Carlo estaba muy satisfecho con el resultado. Ellos dos, nacidos en la familia Romero, eran compañeros de desgracia. Que Beatriz entrara a la familia Guzmán no significaba que tendría la vida resuelta.
Esa noche, Carlo entró en casa de Beatriz como Pedro por su casa. Ella ya estaba acostumbrada a sus apariciones repentinas. Estaba con una mascarilla puesta, leyendo un guion. Carlo se sentó frente a ella, cruzó la pierna y se acomodó como si fuera el dueño del lugar.
—Cuando entres a la familia Guzmán, necesito que hagas algunas cosas por mí.
Beatriz lo rechazó al instante. No quería.
—No.
La expresión de Carlo se enfrió.
—¿De verdad crees que te metí ahí para que jugaras a ser la señorita rica? Si quieres un buen origen y unos padres de abolengo que impulsen tu vida, más te vale obedecerme.
Los Guzmán tenían información que podía destruir a la familia Beltrán. Beatriz aceptó.
—Está bien.
Con el respaldo de los Guzmán, su carrera despegaría. Y también podría casarse con Esteban; la familia Aguilar ya no podría despreciar su origen.

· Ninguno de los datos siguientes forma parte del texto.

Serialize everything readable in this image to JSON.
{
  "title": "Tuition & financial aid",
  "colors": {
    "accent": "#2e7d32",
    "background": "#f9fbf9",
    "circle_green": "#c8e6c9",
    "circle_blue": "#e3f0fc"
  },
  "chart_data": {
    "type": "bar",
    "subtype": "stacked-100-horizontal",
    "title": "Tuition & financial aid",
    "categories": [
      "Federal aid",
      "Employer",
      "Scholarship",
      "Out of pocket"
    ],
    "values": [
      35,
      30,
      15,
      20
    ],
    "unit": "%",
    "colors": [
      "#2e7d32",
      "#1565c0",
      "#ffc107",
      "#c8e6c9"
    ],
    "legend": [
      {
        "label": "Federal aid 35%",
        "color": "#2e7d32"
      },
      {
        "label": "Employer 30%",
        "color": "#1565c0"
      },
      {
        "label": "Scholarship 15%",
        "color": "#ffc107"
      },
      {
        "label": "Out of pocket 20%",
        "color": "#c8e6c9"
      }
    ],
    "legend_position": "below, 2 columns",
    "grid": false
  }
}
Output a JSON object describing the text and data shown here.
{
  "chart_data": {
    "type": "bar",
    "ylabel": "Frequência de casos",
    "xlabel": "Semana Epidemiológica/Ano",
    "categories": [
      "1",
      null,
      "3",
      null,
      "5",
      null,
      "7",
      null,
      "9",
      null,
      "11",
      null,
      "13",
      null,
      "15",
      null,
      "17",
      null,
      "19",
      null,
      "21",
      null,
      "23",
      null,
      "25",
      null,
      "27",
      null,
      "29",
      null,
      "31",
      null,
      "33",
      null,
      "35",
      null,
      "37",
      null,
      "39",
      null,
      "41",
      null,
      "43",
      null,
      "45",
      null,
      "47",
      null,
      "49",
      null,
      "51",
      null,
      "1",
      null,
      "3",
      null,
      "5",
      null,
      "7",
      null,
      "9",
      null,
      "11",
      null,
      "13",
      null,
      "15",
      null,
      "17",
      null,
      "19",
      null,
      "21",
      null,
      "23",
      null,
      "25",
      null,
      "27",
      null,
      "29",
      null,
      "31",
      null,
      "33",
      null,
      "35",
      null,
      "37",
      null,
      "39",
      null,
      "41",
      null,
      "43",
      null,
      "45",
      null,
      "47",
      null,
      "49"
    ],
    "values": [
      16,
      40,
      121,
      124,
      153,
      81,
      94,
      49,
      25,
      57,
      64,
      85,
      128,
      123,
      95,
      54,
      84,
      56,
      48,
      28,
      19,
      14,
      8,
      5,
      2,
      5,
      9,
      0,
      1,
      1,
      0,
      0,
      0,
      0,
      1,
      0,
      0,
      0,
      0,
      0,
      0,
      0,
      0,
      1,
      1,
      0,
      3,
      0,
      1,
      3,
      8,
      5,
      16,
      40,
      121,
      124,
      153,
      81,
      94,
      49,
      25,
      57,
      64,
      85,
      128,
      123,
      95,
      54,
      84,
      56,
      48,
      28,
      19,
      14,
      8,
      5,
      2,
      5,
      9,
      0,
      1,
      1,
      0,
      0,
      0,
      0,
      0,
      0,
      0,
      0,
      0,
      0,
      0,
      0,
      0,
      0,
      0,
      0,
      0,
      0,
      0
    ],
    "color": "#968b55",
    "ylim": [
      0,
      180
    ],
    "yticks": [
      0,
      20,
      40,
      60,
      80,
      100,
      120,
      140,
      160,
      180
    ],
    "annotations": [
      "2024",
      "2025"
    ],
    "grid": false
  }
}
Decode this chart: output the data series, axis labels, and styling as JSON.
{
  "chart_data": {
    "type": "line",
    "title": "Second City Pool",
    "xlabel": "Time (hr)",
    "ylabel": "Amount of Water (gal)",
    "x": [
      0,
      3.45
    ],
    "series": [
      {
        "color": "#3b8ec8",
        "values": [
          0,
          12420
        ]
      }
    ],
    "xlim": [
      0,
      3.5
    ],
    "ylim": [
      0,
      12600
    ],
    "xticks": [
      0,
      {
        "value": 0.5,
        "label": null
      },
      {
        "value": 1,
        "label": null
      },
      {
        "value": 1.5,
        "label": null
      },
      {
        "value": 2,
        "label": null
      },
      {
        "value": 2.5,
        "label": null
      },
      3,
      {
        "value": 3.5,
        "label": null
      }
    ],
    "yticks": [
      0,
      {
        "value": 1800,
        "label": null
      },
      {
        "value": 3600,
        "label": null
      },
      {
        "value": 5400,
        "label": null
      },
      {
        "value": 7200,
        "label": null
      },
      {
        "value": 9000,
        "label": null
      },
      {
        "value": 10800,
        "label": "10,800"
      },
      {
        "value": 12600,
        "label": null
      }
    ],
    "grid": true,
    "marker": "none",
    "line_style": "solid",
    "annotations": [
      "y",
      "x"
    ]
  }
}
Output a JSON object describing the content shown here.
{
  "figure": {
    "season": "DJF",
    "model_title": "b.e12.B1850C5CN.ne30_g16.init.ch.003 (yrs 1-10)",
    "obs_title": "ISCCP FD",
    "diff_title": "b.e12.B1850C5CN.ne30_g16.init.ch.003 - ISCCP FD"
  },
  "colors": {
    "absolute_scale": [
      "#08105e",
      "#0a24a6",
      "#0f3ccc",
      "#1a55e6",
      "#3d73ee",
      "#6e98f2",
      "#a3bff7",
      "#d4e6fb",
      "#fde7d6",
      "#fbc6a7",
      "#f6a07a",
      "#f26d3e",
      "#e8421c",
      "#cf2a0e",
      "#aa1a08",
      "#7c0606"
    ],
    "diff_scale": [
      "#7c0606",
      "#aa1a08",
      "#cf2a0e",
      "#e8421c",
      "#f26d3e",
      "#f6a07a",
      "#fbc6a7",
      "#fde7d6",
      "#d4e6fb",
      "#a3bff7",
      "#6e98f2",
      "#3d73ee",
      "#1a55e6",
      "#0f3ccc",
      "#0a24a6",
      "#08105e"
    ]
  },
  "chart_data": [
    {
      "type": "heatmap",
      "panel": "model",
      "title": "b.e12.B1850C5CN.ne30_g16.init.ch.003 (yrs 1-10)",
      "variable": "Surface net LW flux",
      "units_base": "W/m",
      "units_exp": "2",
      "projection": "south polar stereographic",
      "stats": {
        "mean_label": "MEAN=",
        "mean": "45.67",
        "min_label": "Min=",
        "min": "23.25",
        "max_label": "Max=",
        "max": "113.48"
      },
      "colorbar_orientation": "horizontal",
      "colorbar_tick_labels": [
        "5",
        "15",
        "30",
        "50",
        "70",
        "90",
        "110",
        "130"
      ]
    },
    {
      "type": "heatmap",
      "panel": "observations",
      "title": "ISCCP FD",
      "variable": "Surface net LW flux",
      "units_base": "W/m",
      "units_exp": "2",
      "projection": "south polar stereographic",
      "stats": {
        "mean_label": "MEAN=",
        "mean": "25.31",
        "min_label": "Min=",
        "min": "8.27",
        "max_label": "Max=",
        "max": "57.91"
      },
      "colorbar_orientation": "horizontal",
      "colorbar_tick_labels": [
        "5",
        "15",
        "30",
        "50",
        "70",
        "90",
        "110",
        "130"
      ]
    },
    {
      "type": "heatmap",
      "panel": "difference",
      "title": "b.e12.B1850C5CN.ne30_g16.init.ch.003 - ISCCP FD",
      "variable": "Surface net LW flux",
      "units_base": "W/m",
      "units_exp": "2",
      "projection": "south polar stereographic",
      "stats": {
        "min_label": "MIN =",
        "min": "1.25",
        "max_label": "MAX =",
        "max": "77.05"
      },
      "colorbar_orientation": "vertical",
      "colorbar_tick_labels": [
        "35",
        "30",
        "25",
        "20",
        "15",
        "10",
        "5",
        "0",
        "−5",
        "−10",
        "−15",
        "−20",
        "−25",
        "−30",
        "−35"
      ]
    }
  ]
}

—Los Guzmán se están moviendo. Alonso está investigando tu pasado. Mientras más lástima des, más culpables se sentirán. Dile a tu equipo que publique historias trágicas de tu infancia. Manipula a los fans y, de paso, a esos padres que ni conoces —dijo Carlo con tono burlón.
Beatriz le ordenó a Adriana que lo hiciera de inmediato.
—Bea, mañana por la tarde tienes entrevista con la prensa.
—Haré que los reporteros pregunten sobre eso.
Beatriz quedó satisfecha.
—Bien.
Dejó el celular y se quitó la mascarilla.
—Cuando era niña, mi situación familiar no era buena. Los inviernos en Cruz del Sur son muy fríos, y yo solo tenía playeras delgadas y una chamarra ligera. Mientras trabajaba medio tiempo, escuché que actuar dejaba dinero. Fue la primera vez que quise ser actriz. Al principio mi idea era simple: solo quería comer bien y abrigarme.
Su actuación fue tan buena que hasta los reporteros se conmovieron.
—Pero no se preocupen por mí. Ya hablé con mi club de fans para crear una organización benéfica. Los amigos que tengan dificultades pueden contactar al presidente de mi club; haré todo lo posible por ayudar. Mi ayuda es incondicional, incluso si antes no les caía bien.
Con esas palabras, no solo se ganó la lástima de sus seguidores, sino que consiguió nuevos. Quedó como una mujer generosa y con clase.
***
Beatriz estaba en la cima. Como había grabado una telenovela en la Universidad de Cruz del Sur, los estudiantes hablaban de ella. La señora Guzmán escuchaba los comentarios mientras daba clases.
—Me volví fan de Beatriz, es súper fuerte.
—Sí, ella sufrió mucho, y ahora quiere ayudar a otros que pasan por lo mismo.